Detecting Oil Leaks with AI: Overcoming Data Scarcity with Generative Models

Building an AI classifier for oil leak detection using synthetic data generation to overcome the challenge of limited real-world examples, showcasing the power of generative models in solving practical industrial problems.

Lavanya Shirur Sudhakar

April 27, 2025

Artificial Intelligence

Oilfield services companies are some of the largest employers in Houston, and detecting oil leaks is a problem that many of these companies face. However, traditional methods of building AI models for this purpose are limited by the scarcity of real-world data. Oil spills are rare, and images are often proprietary or unavailable in the public domain. Even stock photo websites primarily provide AI-generated content, making it difficult to build robust datasets.

Our goal was to build an AI model that classifies whether an image contains an oil leak or not. Tackling this problem was only made possible through recent advances in generative AI. In this blog, we'll walk through how we:

Used Stable Diffusion to generate onshore oil rig images.
Manually inpainted oil spills to create synthetic datasets.
Evaluated multiple platforms (Roboflow, OpenAI's fine-tuning API, and Azure Custom Vision) to find the best solution for our needs.
Trained and tested a classifier that accurately predicts oil leaks from images.

Generating Oil Rig Images with Stable Diffusion

To start, we needed realistic images of oil rigs, but generating both an oil rig and a visible oil spill in a single pass proved difficult. Therefore, we first focused on creating base images of onshore oil rigs. This was done using Stable Diffusion through the automatic1111 webUI. Crafting the right prompt was critical to ensure the images reflected West Texas-style rod pumps and not offshore rigs. Below is an example of one of our prompts:

Prompt: "onshore oil rig with rod pumps, desert environment, sunrise lighting"
Negative Prompt: "offshore rig, ocean, water"

After generating 20 base images, we proceeded to manually simulate oil spills on these rigs using inpainting techniques.

Inpainting Oil Leaks for Synthetic Dataset Creation

Since oil spills are not random, we used domain knowledge to guide where the leaks should appear.

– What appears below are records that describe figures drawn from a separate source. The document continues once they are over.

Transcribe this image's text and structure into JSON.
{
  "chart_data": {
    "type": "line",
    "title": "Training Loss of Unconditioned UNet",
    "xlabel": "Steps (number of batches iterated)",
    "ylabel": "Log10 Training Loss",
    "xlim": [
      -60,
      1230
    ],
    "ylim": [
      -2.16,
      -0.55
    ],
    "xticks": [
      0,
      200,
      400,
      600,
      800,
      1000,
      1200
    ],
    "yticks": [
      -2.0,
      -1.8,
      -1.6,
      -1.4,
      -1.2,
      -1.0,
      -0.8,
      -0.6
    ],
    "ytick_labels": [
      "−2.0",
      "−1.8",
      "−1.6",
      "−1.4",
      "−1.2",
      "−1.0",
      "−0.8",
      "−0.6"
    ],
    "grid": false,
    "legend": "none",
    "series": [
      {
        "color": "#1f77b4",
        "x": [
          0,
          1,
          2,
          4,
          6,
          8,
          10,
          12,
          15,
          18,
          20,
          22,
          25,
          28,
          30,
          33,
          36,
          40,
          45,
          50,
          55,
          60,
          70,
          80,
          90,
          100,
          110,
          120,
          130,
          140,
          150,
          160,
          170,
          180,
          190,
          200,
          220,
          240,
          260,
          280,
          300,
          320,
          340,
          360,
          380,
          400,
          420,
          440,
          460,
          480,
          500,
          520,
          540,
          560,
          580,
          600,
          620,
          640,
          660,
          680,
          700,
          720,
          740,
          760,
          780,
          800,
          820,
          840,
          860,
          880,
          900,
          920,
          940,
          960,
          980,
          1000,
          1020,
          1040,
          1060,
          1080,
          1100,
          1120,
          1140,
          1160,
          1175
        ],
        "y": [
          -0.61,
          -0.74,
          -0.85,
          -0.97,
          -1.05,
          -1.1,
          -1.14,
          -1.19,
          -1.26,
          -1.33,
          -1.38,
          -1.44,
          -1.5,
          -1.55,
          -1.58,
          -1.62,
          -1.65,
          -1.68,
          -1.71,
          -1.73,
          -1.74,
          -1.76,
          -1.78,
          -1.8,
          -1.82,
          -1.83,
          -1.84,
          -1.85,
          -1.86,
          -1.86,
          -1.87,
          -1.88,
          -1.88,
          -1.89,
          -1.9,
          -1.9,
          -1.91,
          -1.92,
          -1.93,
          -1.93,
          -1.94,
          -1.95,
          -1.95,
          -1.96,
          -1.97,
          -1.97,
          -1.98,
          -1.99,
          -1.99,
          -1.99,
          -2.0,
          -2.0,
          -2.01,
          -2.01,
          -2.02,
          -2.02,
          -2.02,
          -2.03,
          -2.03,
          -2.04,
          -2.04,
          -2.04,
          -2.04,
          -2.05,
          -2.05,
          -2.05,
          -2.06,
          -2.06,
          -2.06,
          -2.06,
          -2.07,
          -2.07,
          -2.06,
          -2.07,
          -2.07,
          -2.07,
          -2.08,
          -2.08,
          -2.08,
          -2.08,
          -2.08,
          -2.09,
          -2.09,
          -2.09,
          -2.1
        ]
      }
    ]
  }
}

Typically, oil leaks occur around boreholes, valves, and pipe junctions. We:

Manually painted leak-prone areas on each image (usually around the borehole).
Guessed how the oil would flow and spread from the source.
Generated 20 variations per base image, resulting in a dataset of 400 synthetic images.

Some images intentionally resembled water spills to help train the model to differentiate between oil and other liquids. These non-leak images were kept as negative samples for training purposes.

Choosing the Right Platform: Roboflow, OpenAI, or Azure Custom Vision

Depending on the problem, different platforms are available to build image classifiers. If you want to identify specific regions of an image containing the leak, tools like Roboflow or object detection models (e.g., YOLO) are ideal. Additionally, OpenAI's fine-tuning API could be used to fine-tune pre-trained models for this task.

Since our primary goal was to detect the presence of oil leaks (not their exact location), we opted for Azure Custom Vision, which offered a simpler, binary classification solution.

Training the Classifier on Azure Custom Vision

Using the synthetic dataset, we trained our model with Azure Custom Vision. The dataset was split into:

70% for training
15% for validation
15% for testing

The model was trained as a binary classifier to determine whether an oil leak was present in the image. Below are the results from Iteration 3 of our model training:

Precision: 83.1%
Recall: 83.1%
Average Precision (AP): 92.4%

These metrics show that the model performs well in both minimizing false positives (precision) and capturing actual leaks (recall).

Model Testing: Quick Test Example

To demonstrate the model's capabilities, we tested it on an example image showing a simulated oil spill along a shoreline.

The results were as follows:

Prediction: OilLeak
Probability: 99.3%
Negative Probability: 0.6%

The model confidently identified the oil spill with 99.3% certainty, proving its ability to detect leaks even in diverse environments.

Alt text

Conclusion: AI for Real-Time Oil Leak Detection

Our work demonstrates that generative AI can address data scarcity challenges in oil leak detection, opening new possibilities for automated monitoring in oilfield operations. With 83.1% precision and recall, our model is ready to assist companies in real-time leak detection, improving both safety and regulatory compliance.

While the current version detects leaks without pinpointing their exact location, future iterations could use object detection models or Roboflow to locate specific leak areas. Additionally, fine-tuning the model with real-world data, when available, could further enhance performance.

By integrating this solution into monitoring systems and camera feeds, oilfield companies can reduce environmental risks, prevent downtime, and avoid fines from undetected leaks. This is just the beginning—AI and synthetic datasets are paving the way for more efficient and sustainable operations in the oilfield services industry.